MacIntyre has status on the DP World Tour as well but is committed to making the most of his time on the PGA Tour. However, it’s not always easy moving thousands of miles away from home and settling into a new life.

After his second round Friday, MacIntyre opened up on the challenges of living far from home.

“I’m from a small town on the west coast of Scotland. A lot of people never leave Oban. They go on holidays and stuff, but they’re born there, they work there, they ultimately die there. My whole family and friends are there. They’re probably always going to be there,” he explained.

“It’s just difficult when I come over here, me and my girlfriend. We’re trying to make it home, and it’s difficult when you’ve not got that family connection. We’re giving it our best shot, but it’s completely different to home life.

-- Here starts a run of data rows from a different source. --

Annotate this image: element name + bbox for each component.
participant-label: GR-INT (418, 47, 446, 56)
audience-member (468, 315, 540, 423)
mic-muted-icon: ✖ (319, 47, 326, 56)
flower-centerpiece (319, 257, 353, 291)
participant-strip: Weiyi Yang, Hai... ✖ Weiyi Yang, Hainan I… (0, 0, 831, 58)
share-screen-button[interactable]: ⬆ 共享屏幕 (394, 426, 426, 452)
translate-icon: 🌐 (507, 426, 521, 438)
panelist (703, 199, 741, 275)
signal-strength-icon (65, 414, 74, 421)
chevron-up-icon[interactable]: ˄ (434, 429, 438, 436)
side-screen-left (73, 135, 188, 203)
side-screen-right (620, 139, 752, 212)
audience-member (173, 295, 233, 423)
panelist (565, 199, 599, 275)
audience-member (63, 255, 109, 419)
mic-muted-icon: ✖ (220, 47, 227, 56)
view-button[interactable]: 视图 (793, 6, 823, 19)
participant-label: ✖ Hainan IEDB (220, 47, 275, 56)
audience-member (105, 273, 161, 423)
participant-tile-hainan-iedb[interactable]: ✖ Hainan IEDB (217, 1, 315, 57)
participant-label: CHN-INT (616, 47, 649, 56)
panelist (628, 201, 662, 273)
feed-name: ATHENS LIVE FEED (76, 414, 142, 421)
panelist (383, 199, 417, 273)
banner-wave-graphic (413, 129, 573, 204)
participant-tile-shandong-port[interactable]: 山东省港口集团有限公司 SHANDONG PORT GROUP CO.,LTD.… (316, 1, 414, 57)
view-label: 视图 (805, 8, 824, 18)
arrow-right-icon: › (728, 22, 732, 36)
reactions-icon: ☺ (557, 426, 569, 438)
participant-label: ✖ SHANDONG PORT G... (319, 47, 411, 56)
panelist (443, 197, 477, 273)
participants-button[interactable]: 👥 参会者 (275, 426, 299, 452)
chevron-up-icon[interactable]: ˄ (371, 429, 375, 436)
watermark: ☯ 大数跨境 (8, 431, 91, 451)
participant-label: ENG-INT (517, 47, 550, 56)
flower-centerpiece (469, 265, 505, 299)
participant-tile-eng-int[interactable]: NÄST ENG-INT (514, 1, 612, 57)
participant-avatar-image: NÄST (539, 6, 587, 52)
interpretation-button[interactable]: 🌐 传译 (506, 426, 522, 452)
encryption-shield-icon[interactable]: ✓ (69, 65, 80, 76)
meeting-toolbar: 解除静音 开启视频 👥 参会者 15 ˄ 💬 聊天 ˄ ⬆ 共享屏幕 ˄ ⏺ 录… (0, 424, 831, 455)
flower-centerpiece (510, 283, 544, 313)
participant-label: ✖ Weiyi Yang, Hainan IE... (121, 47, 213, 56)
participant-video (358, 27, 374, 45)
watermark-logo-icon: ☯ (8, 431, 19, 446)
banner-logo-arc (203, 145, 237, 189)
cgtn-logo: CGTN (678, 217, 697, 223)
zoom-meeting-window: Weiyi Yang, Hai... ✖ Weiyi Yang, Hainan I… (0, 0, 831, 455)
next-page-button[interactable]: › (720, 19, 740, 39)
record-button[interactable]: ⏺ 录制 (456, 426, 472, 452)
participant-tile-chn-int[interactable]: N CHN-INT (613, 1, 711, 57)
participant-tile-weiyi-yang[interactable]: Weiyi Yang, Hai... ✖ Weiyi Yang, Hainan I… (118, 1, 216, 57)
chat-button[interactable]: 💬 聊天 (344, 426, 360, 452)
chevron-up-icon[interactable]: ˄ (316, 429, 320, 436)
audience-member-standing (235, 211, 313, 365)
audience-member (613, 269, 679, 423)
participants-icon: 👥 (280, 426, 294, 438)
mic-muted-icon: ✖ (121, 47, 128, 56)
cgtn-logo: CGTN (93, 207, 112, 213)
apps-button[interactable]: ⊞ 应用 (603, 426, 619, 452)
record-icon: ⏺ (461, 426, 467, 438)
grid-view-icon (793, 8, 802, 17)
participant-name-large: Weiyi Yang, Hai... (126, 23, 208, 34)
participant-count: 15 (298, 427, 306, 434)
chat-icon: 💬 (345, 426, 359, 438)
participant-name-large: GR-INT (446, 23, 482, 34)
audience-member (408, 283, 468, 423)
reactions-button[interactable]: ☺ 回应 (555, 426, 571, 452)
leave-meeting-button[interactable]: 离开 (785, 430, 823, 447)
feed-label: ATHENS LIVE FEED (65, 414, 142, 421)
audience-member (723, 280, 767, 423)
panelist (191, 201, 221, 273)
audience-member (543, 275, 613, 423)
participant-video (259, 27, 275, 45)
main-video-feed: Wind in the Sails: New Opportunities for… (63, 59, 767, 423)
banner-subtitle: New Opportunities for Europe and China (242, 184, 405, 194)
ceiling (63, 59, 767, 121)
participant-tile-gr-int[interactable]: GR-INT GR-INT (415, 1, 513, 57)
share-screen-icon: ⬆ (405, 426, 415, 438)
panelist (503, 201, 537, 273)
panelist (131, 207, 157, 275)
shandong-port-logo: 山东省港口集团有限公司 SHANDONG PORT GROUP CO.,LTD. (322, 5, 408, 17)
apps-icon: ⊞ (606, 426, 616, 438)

“Obviously I got home there for three weeks and managed to have somewhat of a normal life for three weeks.”

He was then asked about his U.S. homebase.

“What is your home life like? Obviously you’re traveling a bunch. Where are you living in the U.S., and is it a permanent home?” was a question from the media at The Dunes Golf and Beach Club.

“No, it’s not a permanent home. Again, it’s a trial period. We’re trying to test out where home is going to be. Renting a place in Orlando, practicing out of Isleworth. The facilities are absolutely incredible.

“I thought that moving to the U.S. was the only way of achieving my dreams in golf. I don’t know if that’s the answer.

“I feel like a happy Bob MacIntyre is a dangerous Bob MacIntyre on the golf course, and home life makes me happy. That’s why I’m probably going to go home after the next couple events. I’ll go home to Scotland rather than go to Orlando.”

He was then asked how long he thought he was committed to playing on the PGA Tour.

“I’m trying to keep my card out here. It’s not easy. I’ve not had the greatest of starts, or after an alright start, I’ve not played the way I wanted to play. I want to be one of the best players in the world, so whatever I’ve got to play, I’ll play, whether it’s in the U.S., whether it’s in Europe, whether it’s further afield. It doesn’t faze me. I’m used to traveling.”

“Is that why you came to the U.S. and the PGA Tour, to try to be the best in the world, and how difficult of a decision was it actually to make to actually pull the trigger?” he was asked.

“It wasn’t a difficult decision. The world ranking points, the financial gain and the practice facilities, it can only benefit me if I play good golf.

“I can go back to European tour anytime I want. I’ve obviously got that grace period with the 10 cards that we’ve got this year, and I’ve obviously got one in the back pocket from playing Ryder Cup. I’m comfortable. I’m just trying to become one of the best players in the world.

“I don’t know what limit I’ve got in golf. I don’t know where my limit is. I’m just trying my best every day to accept what score I get and work harder.”